Преследуемый уставным бормотанием Дианы, О. на цыпочках выкрался из холла.
«А вы говорите, что от уставов никакой пользы! — попенял неизвестным гражданским лейтенант. — Они пробуждают воинственный дух…»
Он повернул за угол и нос к черепу столкнулся с Воинственным Духом. По крайней мере, лейтенант решил, что именно так должно называться страшилище, торчащее посреди коридора. Существо состояло из черепа с горящими как подфарники глазами, скелета неизвестного науке животного и собственно Воинственного Духа, который получился, насколько мог судить О., из смеси одеколона «Trojnoy», сока давленного чеснока и запаха портянок после пятикилометрового марш-броска.
От неожиданности лейтенант схватил череп за нижнюю челюсть и изо всех сил дёрнул.
Челюсть щелкнула и сломалась. О. подумал и без раздумий треснул челюстью Духу по башке. Муляж-страшила рассыпался в мелкую пыль.
— А за порчу наглядных пособий[3] будете наказаны отдельно! — посулил лейтенант.
По углам послышалось гудение, как будто десяток замаскированных курсантов одновременно промычали «М-м-м-м-м!».
— Я же вас в два счёта вычислю! — пригрозил О. — У кого там вчера был марш-бросок на пять километров?
Мычание стихло.
Лейтенант понял, что если не попьёт водички прямо сейчас, то прямо сейчас поднимет школу по тревоге и начнет проверять, у кого простыни разрисованы, а кто использует экзотический одеколон «Trojnoy».
А в каптёрке тем временем невидимые пауки дошивали последние стежки очень даже видимой зелёной нитью. Фигура получалась огромной, размером с памятник, но какой-то мятой. Словно пожёванной жизнью.
* * *Попить водички можно было или в дежурке, или в столовой. Путь до столовой в три раза превышал расстояние до дежурки, поэтому лейтенант направился именно в столовую. «Быстрая ходьба успокаивает, — успокаивал себя он, — а если не успокоит, то найду какой-нибудь непорядок у наряда по кухне, подниму с кроватей, заставлю всё переделывать. В общем, так или иначе успокоюсь!».
Подходя к дверям столовой, О. пришёл к мысли, что наряд он поднимет в любом случае, даже если они всё сделали идеально.
Лейтенант распахнул двери, и с души свалился камень, а с плеч — гора.
Ему не придётся напрасно тревожить сон наряда по кухне.
На полу валялись черпаки.
— Попались, голубчики! — сказал О. неизвестно кому.
Неизвестно кто ответил утробным воем из всех углов.
А потом черпаки поднялись к потолку и зависли там на манер звена вертолётов «Чёрная акула» перед заходом на цель. Почему-то теперь лейтенанту стало казаться, что попались не голубчики, а он сам.
— Ох, сейчас кто-то огребёт, — проворковал О. и понял, что он что-то хватает и куда-то швыряет.
Стая черпаков выполнила слаженный противозенитный манёвр, уходя от табуретки, блеснула в свете луны из форточки и скрылась на кухне.
Когда О. включил свет, оба штатных черпака мирно торчали из выскобленных кастрюль. «Интересно, — подумал лейтенант, — а остальные куда делись? И откуда взялись? И не поднять ли мне казарму в ружьё?»
Тут он вспомнил две вещи. Во-первых, ружья в Школе не наблюдалось. Во-вторых, он вообще-то шёл водички попить.

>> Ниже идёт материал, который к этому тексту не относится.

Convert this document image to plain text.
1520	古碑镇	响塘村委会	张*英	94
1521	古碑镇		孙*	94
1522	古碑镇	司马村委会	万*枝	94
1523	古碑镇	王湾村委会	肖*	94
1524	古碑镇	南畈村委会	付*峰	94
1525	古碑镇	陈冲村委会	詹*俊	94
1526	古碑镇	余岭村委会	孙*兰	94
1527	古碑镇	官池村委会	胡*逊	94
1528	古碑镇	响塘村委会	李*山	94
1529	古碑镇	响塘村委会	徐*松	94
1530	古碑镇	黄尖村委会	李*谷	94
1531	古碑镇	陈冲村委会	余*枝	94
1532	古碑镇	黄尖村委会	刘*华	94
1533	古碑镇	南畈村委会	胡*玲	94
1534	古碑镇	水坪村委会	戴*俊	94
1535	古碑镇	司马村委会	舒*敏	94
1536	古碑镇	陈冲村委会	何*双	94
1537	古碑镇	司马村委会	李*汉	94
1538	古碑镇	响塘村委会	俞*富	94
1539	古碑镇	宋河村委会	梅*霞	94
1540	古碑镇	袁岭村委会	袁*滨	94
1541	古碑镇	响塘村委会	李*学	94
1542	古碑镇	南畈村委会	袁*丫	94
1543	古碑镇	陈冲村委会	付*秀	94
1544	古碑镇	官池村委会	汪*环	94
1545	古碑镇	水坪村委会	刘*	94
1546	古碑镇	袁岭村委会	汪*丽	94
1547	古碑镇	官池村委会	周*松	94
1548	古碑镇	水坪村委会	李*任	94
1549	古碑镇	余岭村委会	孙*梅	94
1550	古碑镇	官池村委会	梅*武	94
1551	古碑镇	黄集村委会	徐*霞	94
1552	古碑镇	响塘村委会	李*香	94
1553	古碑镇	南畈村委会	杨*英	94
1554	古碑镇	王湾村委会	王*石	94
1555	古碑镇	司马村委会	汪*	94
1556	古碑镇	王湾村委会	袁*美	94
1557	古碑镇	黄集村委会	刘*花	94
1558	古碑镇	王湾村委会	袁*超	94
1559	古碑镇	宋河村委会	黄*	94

Пил лейтенант долго, как верблюд перед забегом «Ашхабад — два дня — Ашхабад».
И успокоился настолько, что решил никого пока не будить, но с утра устроить кухонному наряду разнос за разбросанные табуретки.
Зелёная мятая фигура в каптёрке уже готова и таращится на школьное имущество.
Она словно чего-то ждёт и никак не может дождаться.
В уголке рта то и дело вспыхивает багровая точка — налитый огнём глаз…
А, нет, это сигарета, которую потягивает зелёный монстр.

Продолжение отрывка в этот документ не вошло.